Ashfall (Ashfall #1)
by Mike Mullin
Hardcover, 466 pages
Expected publication: October 11th 2011 by Tanglewood Press
Under the bubbling hot springs and geysers of Yellowstone National Park is a supervolcano. Most people don't know it's there. The caldera is so large that it can only be seen from a plane or satellite. It just could be overdue for an eruption, which would change the landscape and climate of our planet.
Ashfall is the story of Alex, a teenage boy left alone for the weekend while his parents visit relatives. When the Yellowstone supervolcano erupts unexpectedly, Alex is determined to reach his parents. He must travel over a hundred miles in a landscape transformed by a foot of ash and the destruction of every modern convenience that he has ever known, and through a new world in which disaster has brought out both the best and worst in people desperate for food, water, and warmth. With a combination of nonstop action, a little romance, and very real science, this is a story that is difficult to stop reading and even more difficult to forget.
Ashfall was a real shocker for me.

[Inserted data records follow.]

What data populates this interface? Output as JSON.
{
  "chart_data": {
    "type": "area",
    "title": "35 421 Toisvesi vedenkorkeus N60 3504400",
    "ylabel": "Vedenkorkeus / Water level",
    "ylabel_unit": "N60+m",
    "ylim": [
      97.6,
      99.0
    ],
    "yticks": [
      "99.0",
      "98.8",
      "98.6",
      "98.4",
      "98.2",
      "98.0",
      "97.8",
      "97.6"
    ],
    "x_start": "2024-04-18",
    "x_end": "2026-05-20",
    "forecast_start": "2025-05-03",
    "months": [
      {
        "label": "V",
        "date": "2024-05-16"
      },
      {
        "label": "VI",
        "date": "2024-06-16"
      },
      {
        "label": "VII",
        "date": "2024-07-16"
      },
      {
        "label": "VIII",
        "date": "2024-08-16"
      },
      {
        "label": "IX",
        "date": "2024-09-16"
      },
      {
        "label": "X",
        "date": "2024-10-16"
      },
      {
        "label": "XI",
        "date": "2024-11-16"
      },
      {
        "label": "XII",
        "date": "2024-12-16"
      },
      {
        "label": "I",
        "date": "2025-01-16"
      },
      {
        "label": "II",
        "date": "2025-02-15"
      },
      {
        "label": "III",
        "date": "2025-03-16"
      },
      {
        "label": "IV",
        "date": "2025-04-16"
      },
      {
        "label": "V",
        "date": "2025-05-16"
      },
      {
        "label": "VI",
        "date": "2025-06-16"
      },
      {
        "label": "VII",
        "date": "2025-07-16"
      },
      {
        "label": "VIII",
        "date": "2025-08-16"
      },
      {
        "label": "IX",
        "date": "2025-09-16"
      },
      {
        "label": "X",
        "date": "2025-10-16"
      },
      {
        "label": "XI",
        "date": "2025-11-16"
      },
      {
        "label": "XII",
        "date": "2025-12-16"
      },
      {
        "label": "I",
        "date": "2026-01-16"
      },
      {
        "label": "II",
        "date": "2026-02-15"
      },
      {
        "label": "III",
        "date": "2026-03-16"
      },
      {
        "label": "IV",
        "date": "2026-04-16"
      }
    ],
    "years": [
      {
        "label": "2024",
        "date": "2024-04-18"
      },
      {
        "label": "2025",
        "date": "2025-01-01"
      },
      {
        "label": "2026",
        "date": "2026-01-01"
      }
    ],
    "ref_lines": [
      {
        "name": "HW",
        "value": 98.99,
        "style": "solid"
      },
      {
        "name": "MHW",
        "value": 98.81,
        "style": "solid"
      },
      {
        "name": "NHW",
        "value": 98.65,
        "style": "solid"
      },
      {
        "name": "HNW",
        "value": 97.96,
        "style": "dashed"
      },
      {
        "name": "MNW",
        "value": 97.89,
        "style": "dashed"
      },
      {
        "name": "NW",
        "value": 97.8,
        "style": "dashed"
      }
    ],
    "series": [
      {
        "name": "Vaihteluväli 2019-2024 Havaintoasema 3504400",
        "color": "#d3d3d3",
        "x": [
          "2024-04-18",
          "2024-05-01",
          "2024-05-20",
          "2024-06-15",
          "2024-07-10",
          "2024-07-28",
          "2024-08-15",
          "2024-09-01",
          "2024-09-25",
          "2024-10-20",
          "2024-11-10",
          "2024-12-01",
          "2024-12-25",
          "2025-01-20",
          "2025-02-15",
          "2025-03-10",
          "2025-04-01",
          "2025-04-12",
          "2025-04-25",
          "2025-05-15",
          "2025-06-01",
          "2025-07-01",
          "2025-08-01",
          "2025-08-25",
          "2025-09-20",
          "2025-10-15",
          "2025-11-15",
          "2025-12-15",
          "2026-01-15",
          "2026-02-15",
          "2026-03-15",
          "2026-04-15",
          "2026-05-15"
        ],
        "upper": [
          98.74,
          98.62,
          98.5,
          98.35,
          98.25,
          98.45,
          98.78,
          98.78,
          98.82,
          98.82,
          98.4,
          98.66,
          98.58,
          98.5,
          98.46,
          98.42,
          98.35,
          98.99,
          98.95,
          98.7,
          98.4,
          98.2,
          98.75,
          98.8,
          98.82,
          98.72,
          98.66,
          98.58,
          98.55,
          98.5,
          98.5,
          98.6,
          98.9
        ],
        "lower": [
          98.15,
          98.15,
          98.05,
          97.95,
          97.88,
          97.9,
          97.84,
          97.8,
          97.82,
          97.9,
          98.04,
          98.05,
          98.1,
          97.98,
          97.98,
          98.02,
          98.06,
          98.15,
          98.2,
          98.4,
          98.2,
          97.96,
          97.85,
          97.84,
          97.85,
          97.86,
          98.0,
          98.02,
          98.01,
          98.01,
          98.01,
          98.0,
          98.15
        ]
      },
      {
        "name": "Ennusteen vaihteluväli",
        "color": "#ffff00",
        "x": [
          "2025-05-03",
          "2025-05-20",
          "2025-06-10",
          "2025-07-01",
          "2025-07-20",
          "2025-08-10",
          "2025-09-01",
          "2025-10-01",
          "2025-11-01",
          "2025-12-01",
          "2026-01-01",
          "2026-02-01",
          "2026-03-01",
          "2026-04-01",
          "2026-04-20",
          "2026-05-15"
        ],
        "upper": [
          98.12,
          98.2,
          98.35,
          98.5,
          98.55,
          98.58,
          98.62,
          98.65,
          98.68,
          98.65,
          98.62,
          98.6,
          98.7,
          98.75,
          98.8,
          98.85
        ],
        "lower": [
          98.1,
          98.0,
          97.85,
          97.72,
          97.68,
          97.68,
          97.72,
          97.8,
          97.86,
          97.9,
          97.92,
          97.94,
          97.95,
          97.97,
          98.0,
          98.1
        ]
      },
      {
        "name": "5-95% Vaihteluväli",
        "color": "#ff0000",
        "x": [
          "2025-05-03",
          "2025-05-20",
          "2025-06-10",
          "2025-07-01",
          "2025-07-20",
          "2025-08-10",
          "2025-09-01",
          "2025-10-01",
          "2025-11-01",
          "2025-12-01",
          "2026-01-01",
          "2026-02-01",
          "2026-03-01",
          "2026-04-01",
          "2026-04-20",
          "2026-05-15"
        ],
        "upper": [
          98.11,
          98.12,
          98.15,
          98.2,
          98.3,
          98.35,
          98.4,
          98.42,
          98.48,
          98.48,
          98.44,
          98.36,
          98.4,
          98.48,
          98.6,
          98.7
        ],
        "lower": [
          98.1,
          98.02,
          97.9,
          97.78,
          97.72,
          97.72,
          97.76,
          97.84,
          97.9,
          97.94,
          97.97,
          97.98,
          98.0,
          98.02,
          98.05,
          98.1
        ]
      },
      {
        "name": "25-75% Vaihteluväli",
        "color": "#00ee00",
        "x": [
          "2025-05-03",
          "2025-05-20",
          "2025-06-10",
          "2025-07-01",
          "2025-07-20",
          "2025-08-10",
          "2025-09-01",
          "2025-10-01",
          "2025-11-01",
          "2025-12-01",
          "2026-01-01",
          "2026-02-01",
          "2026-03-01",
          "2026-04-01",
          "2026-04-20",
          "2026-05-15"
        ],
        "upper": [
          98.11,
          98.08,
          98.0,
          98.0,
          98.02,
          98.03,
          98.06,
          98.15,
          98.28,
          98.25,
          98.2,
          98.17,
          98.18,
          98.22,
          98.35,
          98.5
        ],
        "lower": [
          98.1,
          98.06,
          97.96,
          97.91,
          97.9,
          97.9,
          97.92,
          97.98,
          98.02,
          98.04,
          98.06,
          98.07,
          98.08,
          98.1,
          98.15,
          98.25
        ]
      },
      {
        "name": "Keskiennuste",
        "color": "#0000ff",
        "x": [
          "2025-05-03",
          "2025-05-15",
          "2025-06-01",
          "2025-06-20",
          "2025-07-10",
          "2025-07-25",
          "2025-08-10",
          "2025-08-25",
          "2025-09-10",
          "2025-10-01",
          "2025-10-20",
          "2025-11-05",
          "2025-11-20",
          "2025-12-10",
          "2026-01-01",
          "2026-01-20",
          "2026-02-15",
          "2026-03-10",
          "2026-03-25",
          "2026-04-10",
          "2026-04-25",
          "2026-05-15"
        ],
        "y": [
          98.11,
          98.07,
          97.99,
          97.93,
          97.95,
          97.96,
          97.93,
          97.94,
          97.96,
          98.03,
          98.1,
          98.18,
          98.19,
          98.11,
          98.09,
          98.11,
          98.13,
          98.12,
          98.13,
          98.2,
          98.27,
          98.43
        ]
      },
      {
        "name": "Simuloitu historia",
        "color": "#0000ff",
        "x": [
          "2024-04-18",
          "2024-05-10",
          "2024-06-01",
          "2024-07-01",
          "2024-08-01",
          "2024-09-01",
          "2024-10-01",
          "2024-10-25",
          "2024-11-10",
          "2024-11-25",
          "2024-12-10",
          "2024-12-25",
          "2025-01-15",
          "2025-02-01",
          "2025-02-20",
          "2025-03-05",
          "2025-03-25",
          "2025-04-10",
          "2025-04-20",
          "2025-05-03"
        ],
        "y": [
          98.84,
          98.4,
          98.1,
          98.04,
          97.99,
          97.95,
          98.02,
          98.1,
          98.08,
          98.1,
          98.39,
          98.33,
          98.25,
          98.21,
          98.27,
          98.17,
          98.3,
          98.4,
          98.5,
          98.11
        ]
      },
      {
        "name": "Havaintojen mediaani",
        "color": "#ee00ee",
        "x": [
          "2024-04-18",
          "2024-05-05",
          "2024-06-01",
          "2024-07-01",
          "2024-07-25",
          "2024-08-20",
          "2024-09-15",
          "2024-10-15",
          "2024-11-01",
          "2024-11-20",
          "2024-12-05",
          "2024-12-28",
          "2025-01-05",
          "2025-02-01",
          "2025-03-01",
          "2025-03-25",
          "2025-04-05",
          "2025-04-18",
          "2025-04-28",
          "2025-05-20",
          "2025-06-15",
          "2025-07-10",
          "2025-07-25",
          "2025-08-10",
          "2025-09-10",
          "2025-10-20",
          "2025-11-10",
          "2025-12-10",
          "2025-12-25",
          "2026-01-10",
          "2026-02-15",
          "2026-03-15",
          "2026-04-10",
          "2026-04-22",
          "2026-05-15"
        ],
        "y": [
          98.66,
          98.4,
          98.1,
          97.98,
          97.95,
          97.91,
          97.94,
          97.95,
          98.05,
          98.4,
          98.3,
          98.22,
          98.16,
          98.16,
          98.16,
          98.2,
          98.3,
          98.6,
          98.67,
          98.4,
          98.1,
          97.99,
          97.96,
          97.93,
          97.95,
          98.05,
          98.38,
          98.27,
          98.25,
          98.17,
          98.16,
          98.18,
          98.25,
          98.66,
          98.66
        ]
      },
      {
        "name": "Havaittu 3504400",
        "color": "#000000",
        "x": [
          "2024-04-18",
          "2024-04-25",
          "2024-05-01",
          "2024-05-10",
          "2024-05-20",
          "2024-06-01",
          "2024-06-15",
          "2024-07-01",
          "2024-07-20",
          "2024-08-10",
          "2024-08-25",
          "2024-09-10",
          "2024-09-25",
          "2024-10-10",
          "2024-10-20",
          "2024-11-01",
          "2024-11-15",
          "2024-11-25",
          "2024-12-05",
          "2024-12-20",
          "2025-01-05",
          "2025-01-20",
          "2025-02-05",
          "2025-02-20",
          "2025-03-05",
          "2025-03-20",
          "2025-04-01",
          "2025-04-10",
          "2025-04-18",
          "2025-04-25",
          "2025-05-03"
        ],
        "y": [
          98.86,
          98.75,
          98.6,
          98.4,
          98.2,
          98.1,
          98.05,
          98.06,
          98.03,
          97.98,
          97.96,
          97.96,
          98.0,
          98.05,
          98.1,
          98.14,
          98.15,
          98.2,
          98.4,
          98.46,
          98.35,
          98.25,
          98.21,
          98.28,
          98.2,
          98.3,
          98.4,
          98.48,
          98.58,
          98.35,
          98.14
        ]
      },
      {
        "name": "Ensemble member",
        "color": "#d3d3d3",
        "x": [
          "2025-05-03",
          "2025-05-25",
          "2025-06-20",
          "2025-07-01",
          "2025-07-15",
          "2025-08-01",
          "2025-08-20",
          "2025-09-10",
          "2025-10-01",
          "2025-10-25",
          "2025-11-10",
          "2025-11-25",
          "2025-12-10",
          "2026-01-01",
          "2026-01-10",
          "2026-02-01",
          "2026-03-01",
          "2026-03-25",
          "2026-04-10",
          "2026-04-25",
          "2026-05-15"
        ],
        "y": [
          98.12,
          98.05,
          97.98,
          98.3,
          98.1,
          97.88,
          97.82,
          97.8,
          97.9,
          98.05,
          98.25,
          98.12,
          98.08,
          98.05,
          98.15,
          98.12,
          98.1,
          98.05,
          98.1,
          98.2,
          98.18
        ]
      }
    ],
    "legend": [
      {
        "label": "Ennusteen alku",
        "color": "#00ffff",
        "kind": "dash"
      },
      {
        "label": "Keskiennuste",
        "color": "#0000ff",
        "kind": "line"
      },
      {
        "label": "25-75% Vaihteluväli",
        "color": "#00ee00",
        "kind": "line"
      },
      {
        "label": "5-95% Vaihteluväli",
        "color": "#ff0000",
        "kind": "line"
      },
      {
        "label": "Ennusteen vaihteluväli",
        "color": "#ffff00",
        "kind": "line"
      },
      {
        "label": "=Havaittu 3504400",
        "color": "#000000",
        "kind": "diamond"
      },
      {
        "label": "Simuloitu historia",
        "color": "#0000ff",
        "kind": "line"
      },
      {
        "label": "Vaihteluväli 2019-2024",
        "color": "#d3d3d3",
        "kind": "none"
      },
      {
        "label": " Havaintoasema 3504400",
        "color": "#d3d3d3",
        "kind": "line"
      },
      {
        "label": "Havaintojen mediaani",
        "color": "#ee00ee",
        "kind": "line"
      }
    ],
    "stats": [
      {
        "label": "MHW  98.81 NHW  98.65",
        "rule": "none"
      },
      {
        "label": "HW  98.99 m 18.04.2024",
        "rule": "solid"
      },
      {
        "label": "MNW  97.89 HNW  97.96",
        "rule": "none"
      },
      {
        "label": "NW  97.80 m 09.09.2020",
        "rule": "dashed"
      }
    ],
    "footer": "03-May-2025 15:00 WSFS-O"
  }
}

Reading this was a spur of the moment decision, so I wasn't really expecting anything from it. Plus, I kind of didn't like the cover. It looked to me like a MG book. (And I don't dig MG.) So you can only imagine my surprise when I read it and actually really, really, really loved it! I was even reading this while eating! o.o
Ashfall was told from Alex's point of view. (Male POV, yay!) The book starts with a narrative from Alex about how he regretted having a fight with his mom before she, along with his dad and younger sister took off to visit a relative's place, leaving him alone at the house. Later, we find out that the reason why he regretted this was because of the eruption of a supervolcano.
Before the volcano erupted, Alex came off as very bratty and immature. But as Alex became closer to his family, he grew to become mature and responsible. The road to find his family wasn't an easy one though. Along the way, he met a lot of strangers who were driven by hunger and desperation to survive. This was quite violent, really with some reference to cannibalism and rape. I don't dig violence, but I still thoroughly enjoyed Ashfall.
Recommended to older teens and lovers of dystopian/post-apocalyptic books!
Rating: 5/5 stars!!!
Disclosure: This e-ARC was received from the publisher (Tanglewood Press via NetGalley) for free in exchange for an honest review.